In its petition for rehearing, Kraft argued that the Federal Circuit’s decions undermined the “clearly expressed intent” of Rule 12 of the Federal Rules of Civil Procedure. The Federal Circuit disagreed, stating that “where the meaning of Rule 12 is unambiguous, we decline to ignore the text of the rule in service of a purported purpose.” Slip op. at 2. The Federal Circuit instead agreed with the district court, explaining that the period of time allotted to respond to an amended complaint is governed by Fed. R. Civ. P. 15(a). Fed. R. Civ. P. 15(a) states that a party must respond either within “the time remaining for the response to the original pleading,” or “within 10 days after service of the amended pleading.” Fed. R. Civ. P. 12(a)(4) alters the periods of time allotted for responses described in Fed. R. Civ. P. 12(a)(1)-(3). The periods of time described in Fed. R. Civ. P. 12(a)(1)-(3) include the period within which a party must respond to a complaint, but do not include the period within which a party must respond to an amended complaint. Therefore, if the period of time allotted to respond to an amended complaint under Fed. R. Civ. P. 15(a) is within “the time remaining for the response to the original pleading,” this time will be tolled under Fed. R. Civ. P. 12(a)(4). If, on the other hand, the period of time allotted to respond to an amended complaint is “within 10 days after service of the amended pleading,” this time will not be tolled under Fed. R. Civ. P. 12(a)(4). The Federal Circuit noted that all of the cases cited by Kraft were consistent with its holding.

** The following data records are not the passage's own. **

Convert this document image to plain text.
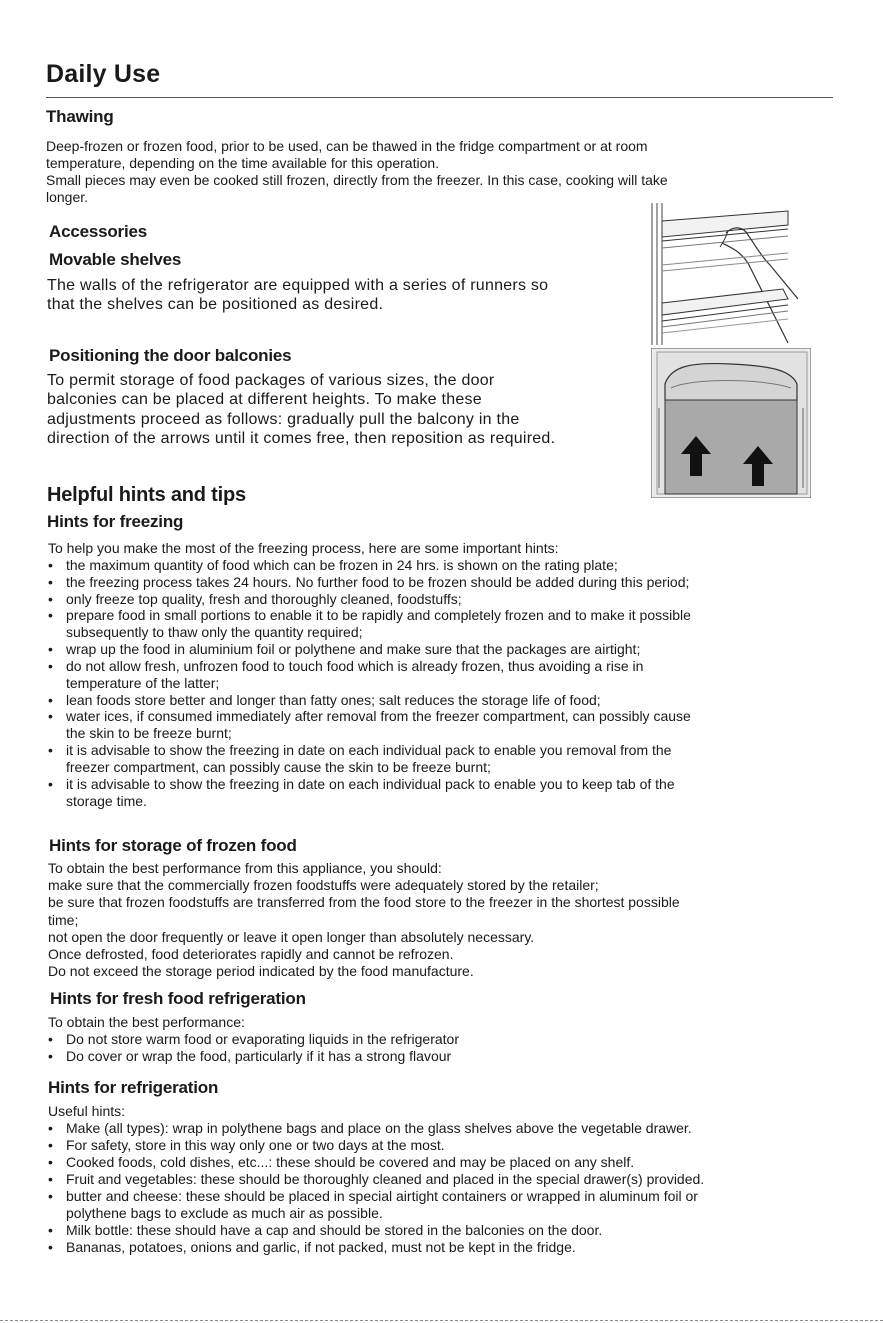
Daily Use
Thawing
Deep-frozen or frozen food, prior to be used, can be thawed in the fridge compartment or at room
temperature, depending on the time available for this operation.
Small pieces may even be cooked still frozen, directly from the freezer. In this case, cooking will take
longer.
Accessories
Movable shelves
The walls of the refrigerator are equipped with a series of runners so
that the shelves can be positioned as desired.
Positioning the door balconies
To permit storage of food packages of various sizes, the door
balconies can be placed at different heights. To make these
adjustments proceed as follows: gradually pull the balcony in the
direction of the arrows until it comes free, then reposition as required.
Helpful hints and tips
Hints for freezing
To help you make the most of the freezing process, here are some important hints:
• the maximum quantity of food which can be frozen in 24 hrs. is shown on the rating plate;
• the freezing process takes 24 hours. No further food to be frozen should be added during this period;
• only freeze top quality, fresh and thoroughly cleaned, foodstuffs;
• prepare food in small portions to enable it to be rapidly and completely frozen and to make it possible
subsequently to thaw only the quantity required;
• wrap up the food in aluminium foil or polythene and make sure that the packages are airtight;
• do not allow fresh, unfrozen food to touch food which is already frozen, thus avoiding a rise in
temperature of the latter;
• lean foods store better and longer than fatty ones; salt reduces the storage life of food;
• water ices, if consumed immediately after removal from the freezer compartment, can possibly cause
the skin to be freeze burnt;
• it is advisable to show the freezing in date on each individual pack to enable you removal from the
freezer compartment, can possibly cause the skin to be freeze burnt;
• it is advisable to show the freezing in date on each individual pack to enable you to keep tab of the
storage time.
Hints for storage of frozen food
To obtain the best performance from this appliance, you should:
make sure that the commercially frozen foodstuffs were adequately stored by the retailer;
be sure that frozen foodstuffs are transferred from the food store to the freezer in the shortest possible
time;
not open the door frequently or leave it open longer than absolutely necessary.
Once defrosted, food deteriorates rapidly and cannot be refrozen.
Do not exceed the storage period indicated by the food manufacture.
Hints for fresh food refrigeration
To obtain the best performance:
• Do not store warm food or evaporating liquids in the refrigerator
• Do cover or wrap the food, particularly if it has a strong flavour
Hints for refrigeration
Useful hints:
• Make (all types): wrap in polythene bags and place on the glass shelves above the vegetable drawer.
• For safety, store in this way only one or two days at the most.
• Cooked foods, cold dishes, etc...: these should be covered and may be placed on any shelf.
• Fruit and vegetables: these should be thoroughly cleaned and placed in the special drawer(s) provided.
• butter and cheese: these should be placed in special airtight containers or wrapped in aluminum foil or
polythene bags to exclude as much air as possible.
• Milk bottle: these should have a cap and should be stored in the balconies on the door.
• Bananas, potatoes, onions and garlic, if not packed, must not be kept in the fridge.
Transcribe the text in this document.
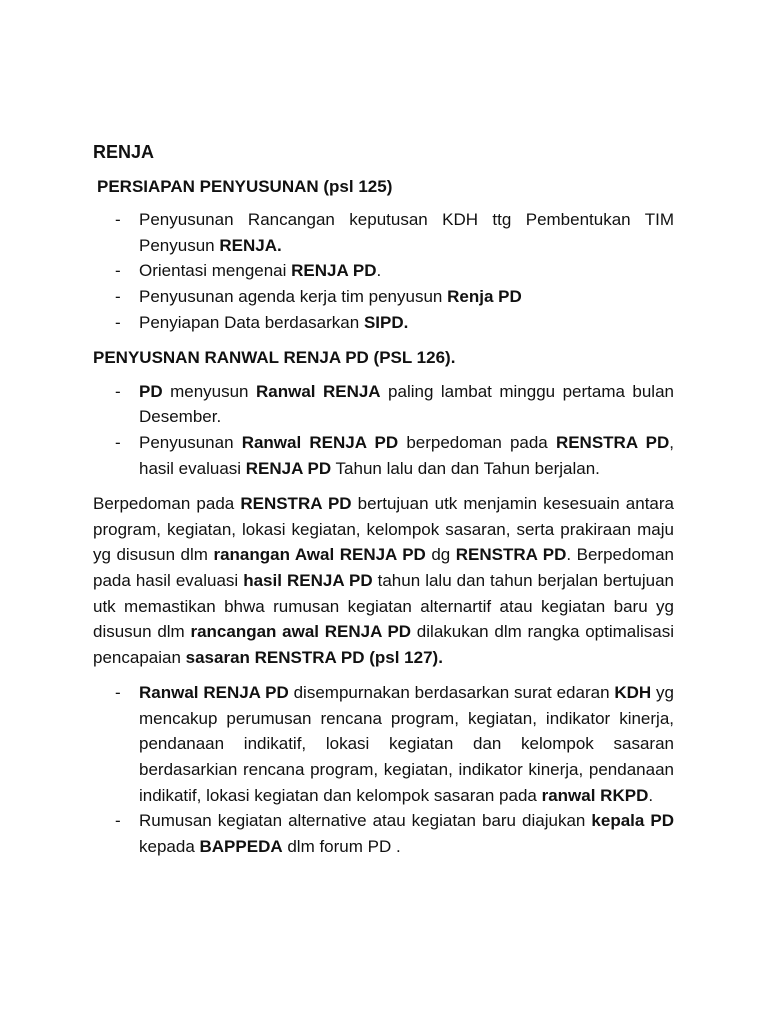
RENJA
PERSIAPAN PENYUSUNAN (psl 125)
- Penyusunan Rancangan keputusan KDH ttg Pembentukan TIM Penyusun RENJA.
- Orientasi mengenai RENJA PD.
- Penyusunan agenda kerja tim penyusun Renja PD
- Penyiapan Data berdasarkan SIPD.
PENYUSNAN RANWAL RENJA PD (PSL 126).
- PD menyusun Ranwal RENJA paling lambat minggu pertama bulan Desember.
- Penyusunan Ranwal RENJA PD berpedoman pada RENSTRA PD, hasil evaluasi RENJA PD Tahun lalu dan dan Tahun berjalan.
Berpedoman pada RENSTRA PD bertujuan utk menjamin kesesuain antara program, kegiatan, lokasi kegiatan, kelompok sasaran, serta prakiraan maju yg disusun dlm ranangan Awal RENJA PD dg RENSTRA PD. Berpedoman pada hasil evaluasi hasil RENJA PD tahun lalu dan tahun berjalan bertujuan utk memastikan bhwa rumusan kegiatan alternartif atau kegiatan baru yg disusun dlm rancangan awal RENJA PD dilakukan dlm rangka optimalisasi pencapaian sasaran RENSTRA PD (psl 127).
- Ranwal RENJA PD disempurnakan berdasarkan surat edaran KDH yg mencakup perumusan rencana program, kegiatan, indikator kinerja, pendanaan indikatif, lokasi kegiatan dan kelompok sasaran berdasarkian rencana program, kegiatan, indikator kinerja, pendanaan indikatif, lokasi kegiatan dan kelompok sasaran pada ranwal RKPD.
- Rumusan kegiatan alternative atau kegiatan baru diajukan kepala PD kepada BAPPEDA dlm forum PD .
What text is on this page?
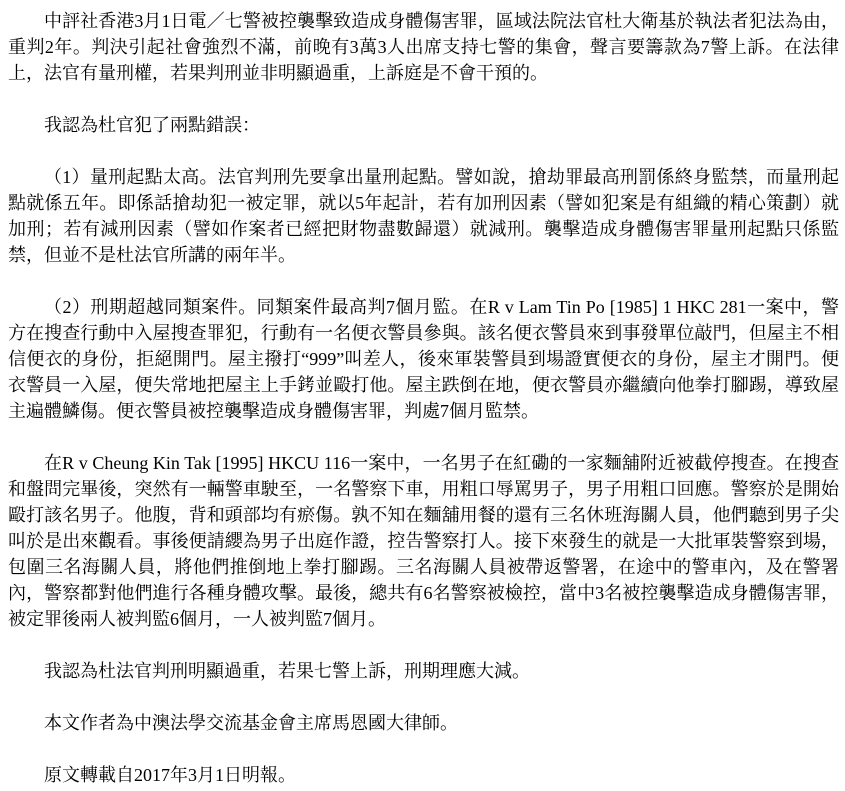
中評社香港3月1日電／七警被控襲擊致造成身體傷害罪，區域法院法官杜大衛基於執法者犯法為由，重判2年。判決引起社會強烈不滿，前晚有3萬3人出席支持七警的集會，聲言要籌款為7警上訴。在法律上，法官有量刑權，若果判刑並非明顯過重，上訴庭是不會干預的。

我認為杜官犯了兩點錯誤：

（1）量刑起點太高。法官判刑先要拿出量刑起點。譬如說，搶劫罪最高刑罰係終身監禁，而量刑起點就係五年。即係話搶劫犯一被定罪，就以5年起計，若有加刑因素（譬如犯案是有組織的精心策劃）就加刑；若有減刑因素（譬如作案者已經把財物盡數歸還）就減刑。襲擊造成身體傷害罪量刑起點只係監禁，但並不是杜法官所講的兩年半。

（2）刑期超越同類案件。同類案件最高判7個月監。在R v Lam Tin Po [1985] 1 HKC 281一案中，警方在搜查行動中入屋搜查罪犯，行動有一名便衣警員參與。該名便衣警員來到事發單位敲門，但屋主不相信便衣的身份，拒絕開門。屋主撥打“999”叫差人，後來軍裝警員到場證實便衣的身份，屋主才開門。便衣警員一入屋，便失常地把屋主上手銬並毆打他。屋主跌倒在地，便衣警員亦繼續向他拳打腳踢，導致屋主遍體鱗傷。便衣警員被控襲擊造成身體傷害罪，判處7個月監禁。

在R v Cheung Kin Tak [1995] HKCU 116一案中，一名男子在紅磡的一家麵舖附近被截停搜查。在搜查和盤問完畢後，突然有一輛警車駛至，一名警察下車，用粗口辱罵男子，男子用粗口回應。警察於是開始毆打該名男子。他腹，背和頭部均有瘀傷。孰不知在麵舖用餐的還有三名休班海關人員，他們聽到男子尖叫於是出來觀看。事後便請纓為男子出庭作證，控告警察打人。接下來發生的就是一大批軍裝警察到場，包圍三名海關人員，將他們推倒地上拳打腳踢。三名海關人員被帶返警署，在途中的警車內，及在警署內，警察都對他們進行各種身體攻擊。最後，總共有6名警察被檢控，當中3名被控襲擊造成身體傷害罪，被定罪後兩人被判監6個月，一人被判監7個月。

我認為杜法官判刑明顯過重，若果七警上訴，刑期理應大減。

本文作者為中澳法學交流基金會主席馬恩國大律師。

原文轉載自2017年3月1日明報。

In the current case, there was no “time remaining for the response to the original pleading” because Kraft had answered the complaint. Therefore, the time for response was not tolled by Fed. R. Civ. P. 12(a)(4) and Kraft was required to respond within ten days. As it failed to do so, the Federal Circuit held that it did not have a counterclaim pending when the judgment of dismissal was entered.

The Federal Circuit did agree with Kraft’s challenge to its characterization that it “abandoned” its counterclaim. The Court therefore amended its original opinion to replace the characterization that Kraft had abandoned its counterclaim with a statement that Kraft’s counterclaim was not pending when judgment was entered.